Friday, February 02, 2018


A reader asks if all foster carers are expected to provide respite care especially if they themselves might want respite from a placement.

The short and simple answer is no, never. Not at Blue Sky anyway, not in my experience. Nothing like that at all goes on.

"Respite" care - if you're new to fostering - is where a child will stay with a different foster carer for a short period of time, usually to give the regular carer a break. We had a child stay for an extended weekend because his foster parents were going to a family wedding 200 miles away, staying in a hotel, and wanted to give their relatives their best attention which wouldn't have been possible if the child had gone along. Just as importantly; the child would have felt completely out of it and could have got upset. 

There are loads of reasons why fostering needs carers who are happy to do respite care; maybe the child's foster family booked a family holiday before the child arrived and it's too late to get another seat on the same plane, or maybe the child has a disability and needs a high level of care in which case the carer needs a weekend off from time to time to tend to everything else. 

Some carers love giving respite care and become specialists at it. It's probably not for everyone, which is fine. We've had some great times with it.

We had a child stay with us because his foster family were going off on a winter break and he told his social worker the idea of "knocking around some naff hotel playing ping-pong and bingo" would drive him nuts. Fair enough.

Plus; and I'll not dress this up; some foster children are a handful, especially once they become comfortable in their foster home and trust their carers. People who haven't fostered find it hard to understand that a child waits until they know that their foster parents are decent, fair, kind and loving before they let out the anguish, fear and confusion they have bottled up inside.

That's when your average foster carer (if there is such a thing - in my book every foster carer is spectacular!) investigates whether a break would do everyone some good. It's not a surrender. Sitting down with your Blue Sky social worker and discussing the pros and cons of your foster child spending some time elsewhere is the professional thing to do.

There a big upside to respiting that is worth pointing out. Foster children and their carers usually enjoy what's often called a 'honeymoon' period at the start of the placement. The child is unsure of their new environment and hence are shy, obedient, polite and well behaved. The honeymoon can last a few days or a few weeks, depends on the child. So the benefits are; i) often the foster carers providing respite play host to a child who is a joy to have around ii) the child has to 'self-regulate' during respite in the new home ( a second honeymoon!) and might learn a more even disposition iii) the regular carers might find that the child has grown and matured during respite as a result of having to self-regulate for a period iv) the child might have ended up longing to be back in their regular foster home (not because they don't like the respite family but because they miss the familiarity of their own space, the household routines etc) and are delighted to go 'home'.

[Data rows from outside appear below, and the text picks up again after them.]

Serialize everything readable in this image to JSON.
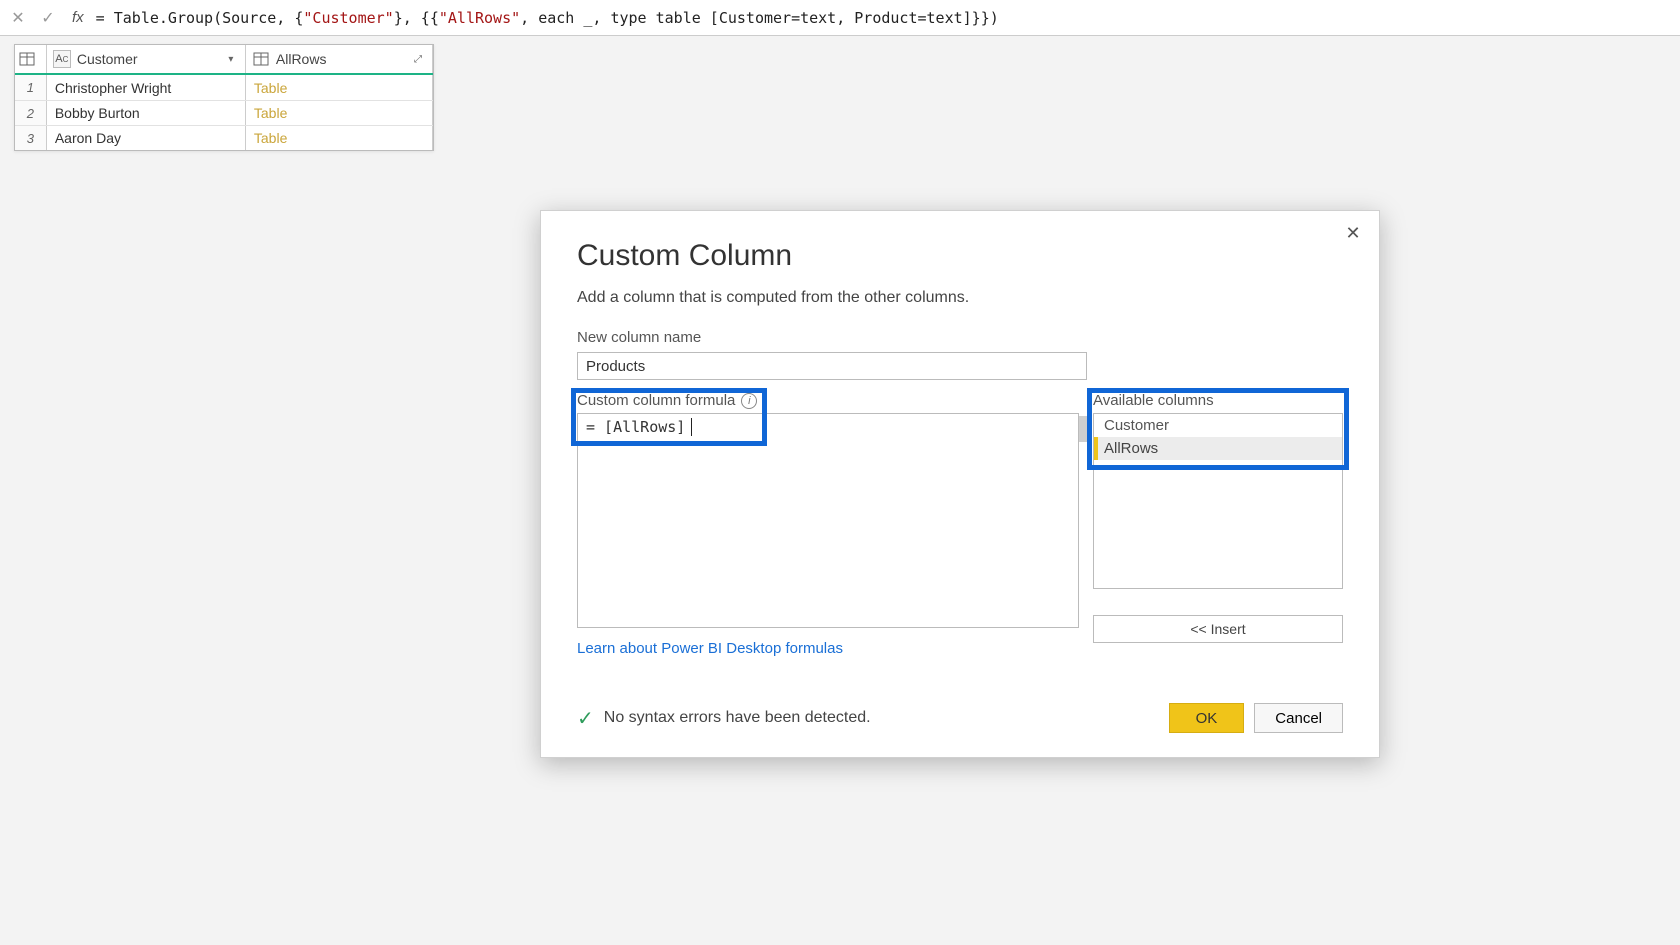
{
  "formula_bar": {
    "fx_label": "fx",
    "formula_prefix": "= Table.Group(Source, {",
    "formula_q1": "\"Customer\"",
    "formula_mid": "}, {{",
    "formula_q2": "\"AllRows\"",
    "formula_mid2": ", each _, type table [Customer=text, Product=text]}})"
  },
  "grid": {
    "cols": {
      "c1": "Customer",
      "c2": "AllRows"
    },
    "rows": [
      {
        "idx": "1",
        "customer": "Christopher Wright",
        "allrows": "Table"
      },
      {
        "idx": "2",
        "customer": "Bobby Burton",
        "allrows": "Table"
      },
      {
        "idx": "3",
        "customer": "Aaron Day",
        "allrows": "Table"
      }
    ]
  },
  "dialog": {
    "title": "Custom Column",
    "description": "Add a column that is computed from the other columns.",
    "new_col_label": "New column name",
    "new_col_value": "Products",
    "formula_label": "Custom column formula",
    "formula_value": "= [AllRows]",
    "avail_label": "Available columns",
    "avail_items": {
      "a0": "Customer",
      "a1": "AllRows"
    },
    "insert_label": "<< Insert",
    "learn_label": "Learn about Power BI Desktop formulas",
    "syntax_msg": "No syntax errors have been detected.",
    "ok_label": "OK",
    "cancel_label": "Cancel"
  }
}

As for the question posed by the reader; 'Are carers required to do respite care?' The answer is, as far as Blue Sky goes; absolutely not. I can't speak for other agencies or local authorities, but I know that Blue Sky would never, ever, not for one moment, hold any carer to any kind of ransom deal where foster children are involved for a whole bunch of reasons chief of which is this:

The child is paramount. I know for a rock solid fact that Blue Sky places the welfare of the child above every other consideration and it would never enter the mind of any of their people to even consider compromising the care offered by any carer by making stipulations regarding which child they should take and under what circumstances. 

Children who come into care are usually acutely aware of everything and if a family were asked to take a child against the family's will the child would spot it a mile off and there'd be all sorts of issues.

I would hope with all my heart there are no organisations or authorities out there, anywhere in the world, who would engage in that sort of negotiation.

Having said that, I can understand the concerns of people thinking of becoming a foster carer, and am grateful to the reader for the question, and an opportunity to allay that worry.

BTW; I attended a brilliant training session last week on Life Story work. 'Life Story' is about helping a child make some kind of sense of what has  happened to them. 

During coffee we all agreed it helped us all make sense of our own lives! 



  1. Thanks, that did answer my question. We are going through our SECOND agency vetting, due to the first agency faffing around getting through our paperwork (over 8 months and not returning our calls or emails for weeks). The second agency said 'we will start you off doing respite care' when we said we wanted to do short term, transitional or long term. I then wondered if there was an expectation that all foster parents do respite care for each other. Thanks, we will go back to our agency to get clarification.

  2. Excellent news. And well done for sticking with it; your commitment will pay off in heaps. not only for you but for lots of children who need you.
    I suspect there's been a slight misunderstanding, your agency may have been trying to say that a good way to start is to ease in with a placement that has a clear and foreseeable end-date.
    Fostering has its impacts on your home and having your first child just for a weekend or whatever can be the sensible way to get going.
    Good luck, welcome to fostering, and on behalf of many, many poor dear children; thank you for taking the job on.

  3. Can you do a post on what to do to prepare for foster kids? We have an emergency clothing supply, some nappies of various sizes, toys and toiletries. Do we wait until the child arrives before buying things, that way they have some choice and input? What about soft toys and cuddly rugs or comfort blankets? Thank you ❤️ We are doing short term and long term foster care - ages 3-10 yrs.